The main loop is straightforward: query the new api-challenge endpoint for URF mode matches, then call the match api iteratively for any matches not yet downloaded.

Branch: master

The master branch contains a rails application used in processing data. We use mongoid to load data into mongodb, then process match data into meaningful collections. Most of the map-reduce work is done by hand rather than aggregation pipeline in order to facilitate debugging and ease of change.

Scripts in /bin/ops load data or create subsequent collection that are needed for later processing. Analysis scripts that test outcomes are located in /bin/analysis

At one point there was some consideration of making the rails branch an interactive application for end-use and deploying the project a la carry.gg, but we could not collect enough data and build a model fast enough (or fast enough model) to provide real-time feedback on games just starting.

The web framework is Twitter Bootstrap 3, assets (namely d3.js) are marshaled via bower. You'll also need the aforementioned mongodb to run the app.

Branch: gh-pages

Although the underlying tool is a rails app, all pages are static once the data is generated, so the resultant pages were collected and uploaded as static resources. This branch should have been created from a static site generator such as middleman, but since the rails app already had all the necessary resources, scraping its output was easier than creating yet a third project.

Closing

Special Thanks

Dr. Henry Bryant, for the resources on stochastic simulation and probabilistic analysis.

My WoW guild, Vanquish @ Firetree, especially Jakeswims (for starting me on League), and maybe Browniess (for chewing me out about landing Q's as Morgana).

About the Author

Craig is a fan of many video games and hard challenges, a full time nerds and definitely one of the crazy ones. He's a former Senior DevOps Engineer for Apple, and is currently a staff member in the Agricultural and Food Policy Center at Texas A&M University, a Research and Extension Services unit in the department of Department of Agricultural Economics.

TL;DR Summary

Who were the best/worst champions in URF mode?

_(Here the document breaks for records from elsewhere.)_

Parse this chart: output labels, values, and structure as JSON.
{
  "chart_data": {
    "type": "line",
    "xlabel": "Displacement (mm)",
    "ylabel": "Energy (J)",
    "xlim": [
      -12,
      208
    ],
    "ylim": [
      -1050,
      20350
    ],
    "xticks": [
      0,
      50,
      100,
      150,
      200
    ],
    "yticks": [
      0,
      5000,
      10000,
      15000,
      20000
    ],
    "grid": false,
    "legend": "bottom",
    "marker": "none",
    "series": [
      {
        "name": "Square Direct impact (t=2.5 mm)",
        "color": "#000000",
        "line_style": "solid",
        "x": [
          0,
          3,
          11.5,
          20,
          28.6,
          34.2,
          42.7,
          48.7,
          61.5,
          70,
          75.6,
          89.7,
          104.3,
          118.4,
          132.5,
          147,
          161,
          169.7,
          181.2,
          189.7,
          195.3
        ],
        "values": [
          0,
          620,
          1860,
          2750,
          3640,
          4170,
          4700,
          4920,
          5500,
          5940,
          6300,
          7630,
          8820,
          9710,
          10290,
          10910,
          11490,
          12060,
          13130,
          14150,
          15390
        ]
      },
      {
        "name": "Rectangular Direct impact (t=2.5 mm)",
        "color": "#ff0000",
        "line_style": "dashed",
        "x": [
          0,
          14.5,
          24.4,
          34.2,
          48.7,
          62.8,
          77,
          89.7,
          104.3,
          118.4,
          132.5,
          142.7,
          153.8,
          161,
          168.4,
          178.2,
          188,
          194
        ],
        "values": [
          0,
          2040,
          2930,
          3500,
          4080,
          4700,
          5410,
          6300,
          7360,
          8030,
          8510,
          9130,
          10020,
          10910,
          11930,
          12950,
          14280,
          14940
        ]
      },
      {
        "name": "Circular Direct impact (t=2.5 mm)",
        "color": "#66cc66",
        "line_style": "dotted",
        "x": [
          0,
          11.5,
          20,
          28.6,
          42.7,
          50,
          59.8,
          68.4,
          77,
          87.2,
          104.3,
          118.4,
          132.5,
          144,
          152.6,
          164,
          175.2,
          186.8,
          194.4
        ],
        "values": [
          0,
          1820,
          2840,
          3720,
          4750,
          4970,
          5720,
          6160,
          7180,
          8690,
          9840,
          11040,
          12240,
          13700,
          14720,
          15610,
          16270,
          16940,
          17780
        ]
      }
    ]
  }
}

Sona is a winning outlier, followed by Jax and Wukong. Thresh and Bard performed very poorly.

All but 12 (or 19) champions were within 45-55% - the percentages depend slightly on how you interpret data from mirror match ups.

Were the games 'won or lost at champion select'?

No.

Although the champion win rates had a nice bell-curve shape, only 53 (43%) of the 124 champions had overall winning records. But most of the champions were close to the average of 49.4%. From just the champion selection alone, we can successfully predict the winner of a match 58% of the time, but it's a poor guess.

Did higher-ranked players win more?

Yes and No.

Equally ranked teams were even across the board, regardless of the team's total experience. However, for each rank of disparity over the opposition, the team increased their chances of winning by 1%.

How often did we have a large disparity in team rank?

Very rarely.

Riot's team matching system closely matches teams with similar experience/skill; the chance of a sizable difference in combined team rank decreases exponentially.

Did better players pick better champions?

No.

The correlation between rank and champion win rates was all but 0. Ranked players chose neither better nor worse than everyone else.

Can you predict the outcome of a game before it starts?

Not well.

Some estimates approach 60% accuracy, but our calibration score for nearly every metric was not encouraging. But it could be that the way we scored the probabilities did not work thanks to the heavy snowball effect and two-team nature of matches.

Can you predict Ranked games?

Not yet.

But the research suggests the model could be adapted to predict some aspects of Normal mode games. URF mode simplifies (or removes) many of the essential factors in Normal mode play - important things like strategy and managing resources. :) This 'simplification' didn't actually help in modeling, but there is no reason to think that the more complex space of Normal mode would be much worse.